BertrandRussell · 12/11/2019 18:16

I suspect that the people saying that it’s easy to cook a gluten free Christmas dinner have never cooked for a true coeliac.

NoSquirrels · 12/11/2019 19:39

Do your pil's never eat out?

Agree with others it's not hard to make the full meal gf these days M&S are particularly helpful in that regard

Doesn’t much matter if you can easily cater a GF meal, from M&S or elsewhere, if the coeliac you’re cooking for won’t eat anywhere away from home - it’s right there in the OP!

DP tells me FIL is worried about anyone else other than MIL cooking for him.

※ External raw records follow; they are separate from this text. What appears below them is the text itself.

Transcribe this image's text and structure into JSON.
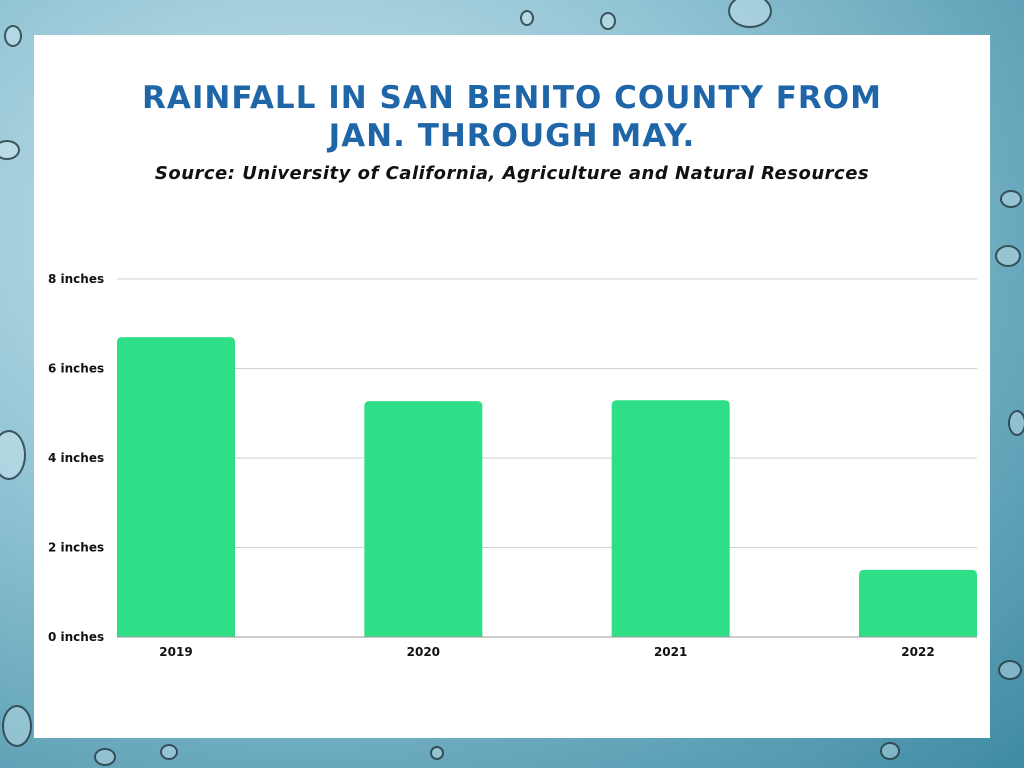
{
  "title_line1": "RAINFALL IN SAN BENITO COUNTY FROM",
  "title_line2": "JAN. THROUGH MAY.",
  "subtitle": "Source: University of California, Agriculture and Natural Resources",
  "colors": {
    "bar": "#2fdf88",
    "title": "#1f66a8",
    "grid": "#d0d0d0",
    "axis": "#999999"
  },
  "chart_data": {
    "type": "bar",
    "title": "RAINFALL IN SAN BENITO COUNTY FROM JAN. THROUGH MAY.",
    "categories": [
      "2019",
      "2020",
      "2021",
      "2022"
    ],
    "values": [
      6.7,
      5.27,
      5.29,
      1.5
    ],
    "ylim": [
      0,
      8
    ],
    "yticks": [
      0,
      2,
      4,
      6,
      8
    ],
    "ytick_labels": [
      "0 inches",
      "2 inches",
      "4 inches",
      "6 inches",
      "8 inches"
    ],
    "xlabel": "",
    "ylabel": "",
    "grid": true,
    "legend": "none"
  }
}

They don’t tend to eat out since the diagnosis and only to places that are throughly vetted.

It’s about whether they’ll come at all, for a meal or just for evening drinks or morning Bucks Fizz, and the OP’s anxiety because her DP won’t ask them!

TheDarkPassenger · 12/11/2019 19:44

Yeah of course it’s easy to do a gf dinner!!!

Fucking hard to avoid cross contamination though. Especially when it seems you have no idea just how little gluten could make him violently ill!

I’m obviously a coeliac and while I do soemtimes eat at others houses the cc risk is massive and wipes days out of my life if I am glutened. It basically turns your little hairy gut receptors to mush and it’s painful and often messy. I’m quite happy to eat at home before though.